Rebbi Akiva taught love. It was none other than Rebbi Akiva who said, “Love your fellow as yourself.” This is a great principle of the Torah. No doubt, it’s the reason why his students were described as being in pairs. If the Talmud wanted to emphasise the enormity of their numbers, it should have said 24 000 individuals. But it said 12 000 pairs because it wanted to reveal their inseparability, and to emphasise the enormity of their love for each other.
Why, then, did they die? The Talmud is teaching us that they died not in spite of their love for each other, they died because of it.
The core power of love is commonality. People love each other because they share things in common. It’s this commonality that brings them together and unites them. It allows them to become one.
But people in love becoming one has its problems. First, it leads to sameness, and sameness leads to redundancy. And second, it leads to exclusivity, and exclusivity leads to rejection.
This is why the students of Rebbi Akiva died “in the same chapter”, because they all lived only “in the same chapter”. And it’s why they were able to love each other, but weren’t able to respect each other, because love is based on sameness, respect is based on difference.
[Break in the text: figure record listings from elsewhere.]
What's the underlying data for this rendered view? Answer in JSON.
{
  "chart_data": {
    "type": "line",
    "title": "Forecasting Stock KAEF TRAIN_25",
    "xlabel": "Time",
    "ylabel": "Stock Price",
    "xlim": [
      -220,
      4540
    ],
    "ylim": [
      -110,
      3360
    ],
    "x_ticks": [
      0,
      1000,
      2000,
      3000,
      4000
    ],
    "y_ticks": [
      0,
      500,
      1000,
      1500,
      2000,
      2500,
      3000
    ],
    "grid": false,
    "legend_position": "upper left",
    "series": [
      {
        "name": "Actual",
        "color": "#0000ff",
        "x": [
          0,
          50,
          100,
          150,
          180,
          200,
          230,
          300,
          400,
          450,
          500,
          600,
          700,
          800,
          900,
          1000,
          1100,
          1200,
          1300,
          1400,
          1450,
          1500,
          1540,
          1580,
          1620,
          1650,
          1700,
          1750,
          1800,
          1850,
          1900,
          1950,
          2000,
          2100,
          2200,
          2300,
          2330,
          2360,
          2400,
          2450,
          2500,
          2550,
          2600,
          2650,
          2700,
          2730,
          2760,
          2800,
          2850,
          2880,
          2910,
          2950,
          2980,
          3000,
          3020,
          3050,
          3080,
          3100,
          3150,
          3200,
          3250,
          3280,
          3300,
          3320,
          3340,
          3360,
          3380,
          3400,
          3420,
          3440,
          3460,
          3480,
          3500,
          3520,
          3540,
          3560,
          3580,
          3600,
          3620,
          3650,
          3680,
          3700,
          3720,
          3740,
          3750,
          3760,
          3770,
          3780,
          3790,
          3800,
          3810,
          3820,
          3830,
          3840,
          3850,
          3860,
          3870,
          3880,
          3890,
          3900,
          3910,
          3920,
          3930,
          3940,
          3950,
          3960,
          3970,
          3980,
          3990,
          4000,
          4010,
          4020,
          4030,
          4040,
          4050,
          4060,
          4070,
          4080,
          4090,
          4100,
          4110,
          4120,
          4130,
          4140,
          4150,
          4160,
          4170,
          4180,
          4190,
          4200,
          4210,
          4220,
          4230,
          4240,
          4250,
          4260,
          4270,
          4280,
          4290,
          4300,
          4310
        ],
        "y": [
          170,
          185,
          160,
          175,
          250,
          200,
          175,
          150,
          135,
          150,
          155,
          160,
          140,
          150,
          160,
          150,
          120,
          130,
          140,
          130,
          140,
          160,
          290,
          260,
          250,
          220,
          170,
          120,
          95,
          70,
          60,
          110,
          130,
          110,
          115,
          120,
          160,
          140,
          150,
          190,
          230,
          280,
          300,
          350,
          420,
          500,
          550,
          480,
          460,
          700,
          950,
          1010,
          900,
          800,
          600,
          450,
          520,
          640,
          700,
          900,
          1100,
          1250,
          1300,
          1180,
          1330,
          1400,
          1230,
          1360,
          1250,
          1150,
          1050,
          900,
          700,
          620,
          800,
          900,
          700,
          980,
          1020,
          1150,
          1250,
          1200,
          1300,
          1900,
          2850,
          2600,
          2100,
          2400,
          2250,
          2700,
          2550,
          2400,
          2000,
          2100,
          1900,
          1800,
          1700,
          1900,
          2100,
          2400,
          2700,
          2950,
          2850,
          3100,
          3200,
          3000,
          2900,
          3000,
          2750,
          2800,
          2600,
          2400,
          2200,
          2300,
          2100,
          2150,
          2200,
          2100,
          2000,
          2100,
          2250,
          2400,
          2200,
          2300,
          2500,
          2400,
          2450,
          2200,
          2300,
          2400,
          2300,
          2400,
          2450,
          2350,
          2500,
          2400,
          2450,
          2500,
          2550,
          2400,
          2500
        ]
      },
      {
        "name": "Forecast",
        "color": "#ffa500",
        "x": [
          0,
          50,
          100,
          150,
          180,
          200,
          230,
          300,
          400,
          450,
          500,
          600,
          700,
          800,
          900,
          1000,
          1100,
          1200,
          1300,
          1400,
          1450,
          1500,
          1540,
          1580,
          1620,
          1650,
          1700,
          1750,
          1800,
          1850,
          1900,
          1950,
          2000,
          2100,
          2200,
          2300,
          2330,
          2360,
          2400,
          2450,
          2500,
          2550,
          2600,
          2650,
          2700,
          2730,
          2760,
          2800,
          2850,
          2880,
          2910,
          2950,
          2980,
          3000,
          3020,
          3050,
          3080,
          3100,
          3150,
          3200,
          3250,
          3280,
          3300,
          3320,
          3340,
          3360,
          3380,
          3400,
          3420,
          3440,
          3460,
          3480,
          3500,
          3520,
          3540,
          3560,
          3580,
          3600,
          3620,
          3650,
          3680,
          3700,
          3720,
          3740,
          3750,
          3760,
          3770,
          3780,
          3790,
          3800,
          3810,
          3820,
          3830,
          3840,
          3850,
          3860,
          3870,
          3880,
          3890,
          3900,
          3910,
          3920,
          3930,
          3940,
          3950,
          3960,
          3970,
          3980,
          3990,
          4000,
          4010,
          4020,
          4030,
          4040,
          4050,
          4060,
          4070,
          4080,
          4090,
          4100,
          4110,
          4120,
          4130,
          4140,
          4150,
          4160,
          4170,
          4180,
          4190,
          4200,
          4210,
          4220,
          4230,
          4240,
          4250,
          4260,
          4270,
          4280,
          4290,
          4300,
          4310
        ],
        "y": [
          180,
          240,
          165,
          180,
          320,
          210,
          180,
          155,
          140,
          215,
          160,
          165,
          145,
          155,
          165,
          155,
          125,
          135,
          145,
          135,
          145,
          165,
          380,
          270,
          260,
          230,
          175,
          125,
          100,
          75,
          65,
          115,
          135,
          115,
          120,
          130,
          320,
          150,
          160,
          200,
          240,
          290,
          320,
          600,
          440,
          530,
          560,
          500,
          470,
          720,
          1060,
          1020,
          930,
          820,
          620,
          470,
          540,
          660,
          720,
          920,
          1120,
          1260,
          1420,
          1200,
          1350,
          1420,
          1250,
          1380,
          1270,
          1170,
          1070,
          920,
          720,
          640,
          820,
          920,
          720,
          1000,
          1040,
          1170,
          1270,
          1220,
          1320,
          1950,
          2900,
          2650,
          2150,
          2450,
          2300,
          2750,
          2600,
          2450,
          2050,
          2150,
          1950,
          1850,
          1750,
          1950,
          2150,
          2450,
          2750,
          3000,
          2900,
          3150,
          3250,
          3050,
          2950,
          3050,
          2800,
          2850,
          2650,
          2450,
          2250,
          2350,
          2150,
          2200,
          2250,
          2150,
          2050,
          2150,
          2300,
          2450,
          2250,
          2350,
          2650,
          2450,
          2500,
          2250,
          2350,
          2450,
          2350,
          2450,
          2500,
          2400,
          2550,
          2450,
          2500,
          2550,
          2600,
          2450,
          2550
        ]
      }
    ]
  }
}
The Talmud is teaching us about the goodness and importance of love, about the students of love who learnt from a rebbe of love, who taught a Torah of love. And we mourn those students to this day out of our love for them.
But the Talmud is also teaching us the dangers of love. To love is easy, to respect is hard. To love is to remove otherness, to respect is to admire it.
As great as love is, by itself, it has no future. It’s when love leads to respect that it will lead to Sinai, and a better future for all.